Overall, 12 states currently ban all or most abortions. But the abortion lobby is working feverishly to cancel out those deterrents via deregulated interstate distribution of abortion pills, legal protection and financial support of interstate abortion travel, constructing new abortion facilities near borders shared by pro-life and pro-abortion states, making liberal states sanctuaries for those who want to evade or violate the laws of more pro-life neighbors, and embedding abortion “rights” in state constitutions.

Amendments have been one of the abortion lobby’s most potent tactics. Up until 2024, it had consistent success since the overturn of Roe v.

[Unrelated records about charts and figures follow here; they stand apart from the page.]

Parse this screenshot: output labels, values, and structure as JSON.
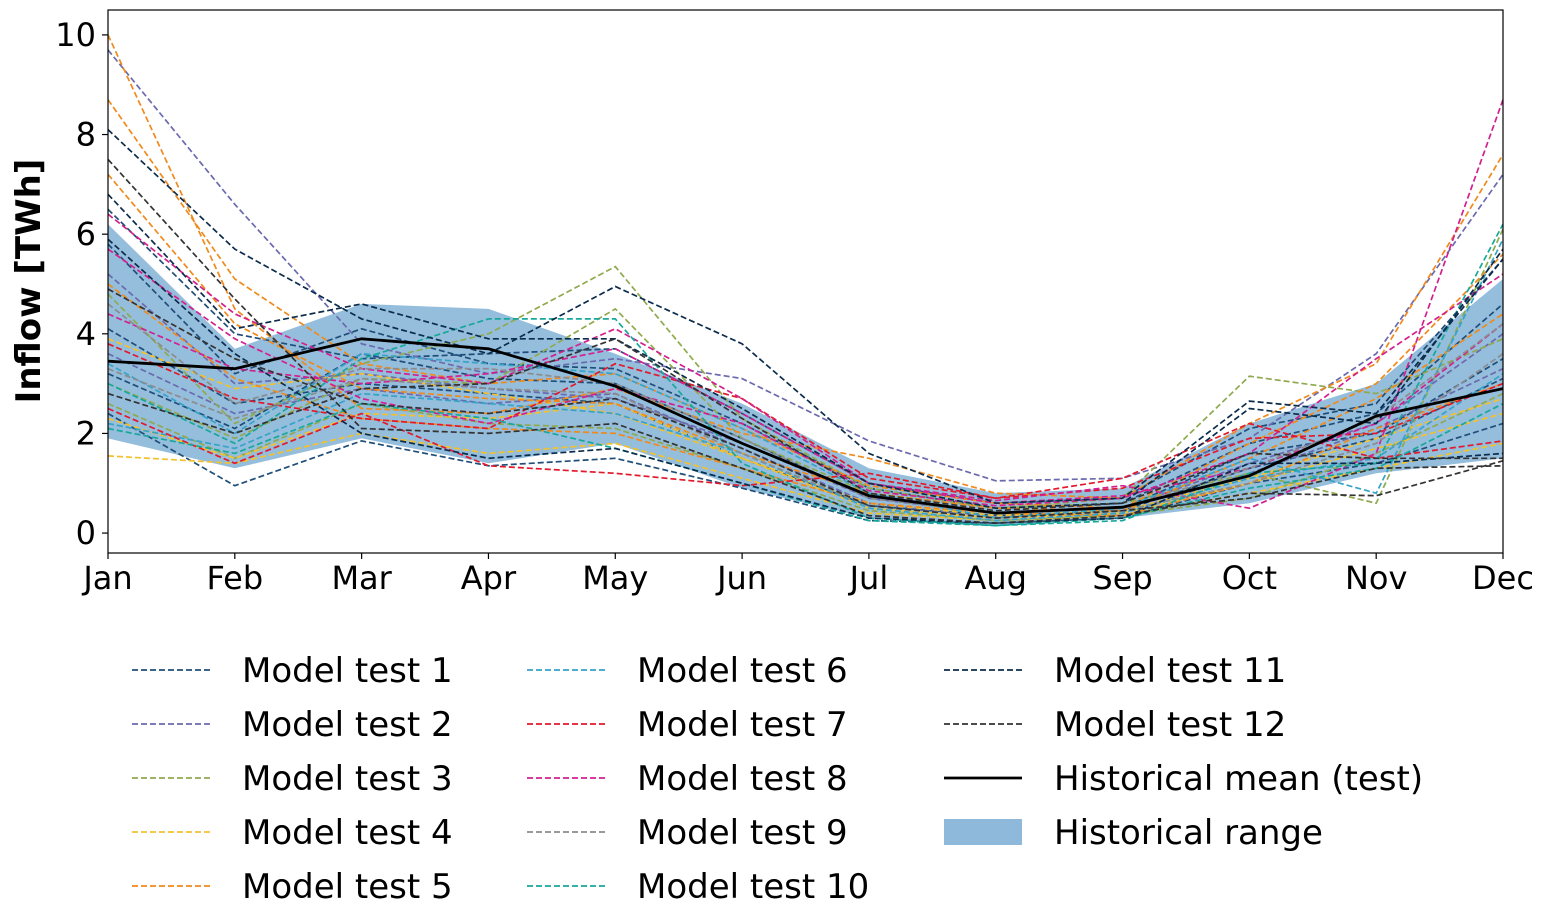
{
  "chart_data": {
    "type": "line",
    "title": "",
    "xlabel": "",
    "ylabel": "Inflow [TWh]",
    "ylim": [
      -0.4,
      10.5
    ],
    "yticks": [
      0,
      2,
      4,
      6,
      8,
      10
    ],
    "categories": [
      "Jan",
      "Feb",
      "Mar",
      "Apr",
      "May",
      "Jun",
      "Jul",
      "Aug",
      "Sep",
      "Oct",
      "Nov",
      "Dec"
    ],
    "grid": false,
    "legend_position": "below",
    "historical_range": {
      "name": "Historical range",
      "color": "#8fb9da",
      "low": [
        1.9,
        1.3,
        1.9,
        1.4,
        1.8,
        0.9,
        0.3,
        0.15,
        0.3,
        0.6,
        1.2,
        1.5
      ],
      "high": [
        6.2,
        3.7,
        4.6,
        4.5,
        3.6,
        2.6,
        1.3,
        0.8,
        0.9,
        2.2,
        3.0,
        5.1
      ]
    },
    "historical_mean": {
      "name": "Historical mean (test)",
      "color": "#000000",
      "values": [
        3.45,
        3.3,
        3.9,
        3.7,
        2.95,
        1.8,
        0.75,
        0.4,
        0.52,
        1.15,
        2.35,
        2.9
      ]
    },
    "series": [
      {
        "name": "Model test 1",
        "color": "#1f4e79",
        "runs": [
          [
            3.2,
            2.1,
            3.6,
            3.1,
            3.0,
            1.9,
            0.7,
            0.4,
            0.5,
            1.6,
            2.0,
            3.5
          ],
          [
            2.4,
            0.95,
            1.85,
            1.35,
            1.5,
            0.9,
            0.25,
            0.2,
            0.3,
            1.0,
            1.4,
            2.2
          ],
          [
            5.8,
            3.2,
            4.1,
            3.4,
            3.3,
            2.2,
            0.9,
            0.5,
            0.6,
            1.8,
            2.4,
            4.6
          ],
          [
            4.1,
            2.6,
            3.0,
            2.8,
            2.6,
            1.5,
            0.55,
            0.35,
            0.45,
            1.3,
            1.9,
            3.1
          ],
          [
            6.5,
            4.0,
            3.5,
            3.6,
            3.7,
            2.4,
            1.0,
            0.6,
            0.7,
            2.1,
            2.6,
            5.5
          ]
        ]
      },
      {
        "name": "Model test 2",
        "color": "#6b6aaf",
        "runs": [
          [
            9.7,
            6.6,
            3.8,
            3.2,
            3.5,
            3.1,
            1.85,
            1.05,
            1.1,
            1.9,
            3.6,
            7.2
          ],
          [
            5.2,
            3.0,
            3.2,
            2.9,
            2.7,
            1.8,
            0.7,
            0.4,
            0.5,
            1.4,
            2.2,
            4.0
          ],
          [
            3.6,
            2.4,
            2.9,
            2.6,
            2.8,
            1.7,
            0.6,
            0.3,
            0.4,
            1.2,
            2.1,
            3.3
          ]
        ]
      },
      {
        "name": "Model test 3",
        "color": "#8faa4e",
        "runs": [
          [
            4.8,
            2.2,
            3.4,
            4.0,
            5.35,
            2.3,
            0.9,
            0.5,
            0.7,
            3.15,
            2.8,
            3.9
          ],
          [
            3.0,
            1.9,
            3.1,
            3.0,
            4.5,
            1.9,
            0.8,
            0.5,
            0.6,
            1.2,
            0.6,
            6.1
          ],
          [
            2.6,
            1.5,
            2.6,
            2.2,
            2.1,
            1.3,
            0.45,
            0.25,
            0.35,
            0.7,
            1.6,
            2.8
          ]
        ]
      },
      {
        "name": "Model test 4",
        "color": "#f2c12e",
        "runs": [
          [
            1.55,
            1.4,
            2.0,
            1.6,
            1.8,
            1.1,
            0.4,
            0.25,
            0.35,
            0.8,
            1.3,
            1.8
          ],
          [
            2.3,
            1.5,
            2.4,
            2.3,
            2.6,
            1.5,
            0.5,
            0.3,
            0.4,
            1.0,
            1.7,
            2.4
          ],
          [
            3.9,
            2.9,
            3.2,
            2.8,
            2.4,
            1.5,
            0.6,
            0.35,
            0.45,
            1.1,
            1.9,
            2.7
          ]
        ]
      },
      {
        "name": "Model test 5",
        "color": "#f08a1c",
        "runs": [
          [
            10.0,
            4.5,
            2.5,
            2.4,
            2.9,
            2.0,
            1.5,
            0.8,
            0.7,
            2.2,
            3.4,
            7.6
          ],
          [
            8.7,
            5.1,
            3.4,
            3.0,
            3.2,
            2.1,
            0.95,
            0.6,
            0.5,
            1.8,
            3.0,
            5.6
          ],
          [
            7.2,
            4.2,
            2.9,
            2.7,
            2.6,
            1.6,
            0.8,
            0.5,
            0.45,
            1.5,
            2.7,
            4.4
          ],
          [
            5.0,
            3.1,
            2.3,
            2.1,
            2.0,
            1.3,
            0.6,
            0.4,
            0.35,
            1.0,
            2.1,
            3.0
          ]
        ]
      },
      {
        "name": "Model test 6",
        "color": "#36a3c9",
        "runs": [
          [
            3.4,
            2.0,
            3.6,
            3.4,
            3.2,
            2.1,
            0.8,
            0.3,
            0.5,
            1.5,
            0.8,
            5.9
          ],
          [
            2.2,
            1.7,
            2.8,
            2.6,
            2.4,
            1.6,
            0.5,
            0.25,
            0.4,
            1.1,
            1.5,
            3.2
          ]
        ]
      },
      {
        "name": "Model test 7",
        "color": "#e2192c",
        "runs": [
          [
            2.5,
            1.4,
            2.4,
            1.35,
            1.2,
            0.95,
            1.2,
            0.7,
            1.1,
            2.2,
            1.5,
            1.85
          ],
          [
            3.8,
            2.7,
            2.3,
            2.1,
            3.4,
            2.7,
            1.1,
            0.7,
            0.9,
            1.9,
            2.0,
            3.0
          ]
        ]
      },
      {
        "name": "Model test 8",
        "color": "#d3208e",
        "runs": [
          [
            6.4,
            4.4,
            3.3,
            3.0,
            4.1,
            2.7,
            1.0,
            0.65,
            0.95,
            0.5,
            1.6,
            8.7
          ],
          [
            5.7,
            3.9,
            2.7,
            2.2,
            2.9,
            2.2,
            0.85,
            0.55,
            0.7,
            1.6,
            3.5,
            5.2
          ],
          [
            4.4,
            3.3,
            3.0,
            3.2,
            3.7,
            2.4,
            1.0,
            0.6,
            0.75,
            1.3,
            2.2,
            4.2
          ]
        ]
      },
      {
        "name": "Model test 9",
        "color": "#8c8c8c",
        "runs": [
          [
            4.6,
            2.6,
            3.3,
            3.3,
            3.0,
            1.9,
            0.7,
            0.4,
            0.5,
            1.3,
            2.3,
            4.2
          ],
          [
            3.3,
            2.3,
            3.1,
            2.9,
            2.8,
            1.6,
            0.55,
            0.3,
            0.45,
            1.0,
            1.8,
            3.6
          ]
        ]
      },
      {
        "name": "Model test 10",
        "color": "#17a89b",
        "runs": [
          [
            3.0,
            1.8,
            3.5,
            4.3,
            4.3,
            1.4,
            0.3,
            0.15,
            0.25,
            1.2,
            1.4,
            6.2
          ],
          [
            2.1,
            1.6,
            2.6,
            2.3,
            1.7,
            1.0,
            0.25,
            0.15,
            0.3,
            0.9,
            1.3,
            2.6
          ]
        ]
      },
      {
        "name": "Model test 11",
        "color": "#0b2c4c",
        "runs": [
          [
            8.1,
            5.7,
            4.3,
            3.6,
            4.95,
            3.8,
            1.6,
            0.6,
            0.7,
            2.65,
            2.4,
            5.5
          ],
          [
            6.8,
            4.1,
            4.6,
            3.9,
            3.9,
            2.5,
            1.0,
            0.5,
            0.6,
            2.5,
            2.2,
            5.7
          ],
          [
            5.9,
            3.6,
            2.0,
            1.5,
            1.7,
            1.0,
            0.3,
            0.2,
            0.3,
            1.4,
            1.4,
            1.6
          ]
        ]
      },
      {
        "name": "Model test 12",
        "color": "#333333",
        "runs": [
          [
            7.5,
            4.7,
            2.1,
            2.0,
            2.2,
            1.3,
            0.35,
            0.2,
            0.35,
            0.8,
            0.75,
            1.45
          ],
          [
            4.9,
            3.5,
            2.6,
            2.4,
            2.7,
            1.7,
            0.55,
            0.3,
            0.45,
            0.7,
            1.3,
            1.35
          ],
          [
            2.8,
            2.0,
            2.9,
            3.0,
            3.9,
            2.3,
            0.8,
            0.45,
            0.6,
            1.6,
            1.5,
            1.5
          ]
        ]
      }
    ]
  }
}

Wade using false claims that pro-life laws are dangerous to stoke fear about the issue among the general public. 

After 2020, pro-lifers either failed to enact pro-life amendments or stop pro-abortion ones in California, Kentucky, Michigan, Montana, Vermont, Kansas, and Ohio, prompting much conversation among pro-lifers about the need to develop new strategies to protect life at the ballot box as well as consternation within the Republican Party over the political ramifications of continuing to take a clear pro-life position.

Ten states had such amendments on the ballot in November 2024. Pro-lifers defeated pro-abortion ballot initiatives in Florida, Nebraska, and South Dakota, breaking the abortion lobby’s two-year winning streak, but amendments to embed abortion “rights” in state constitutions prevailed in the remaining states.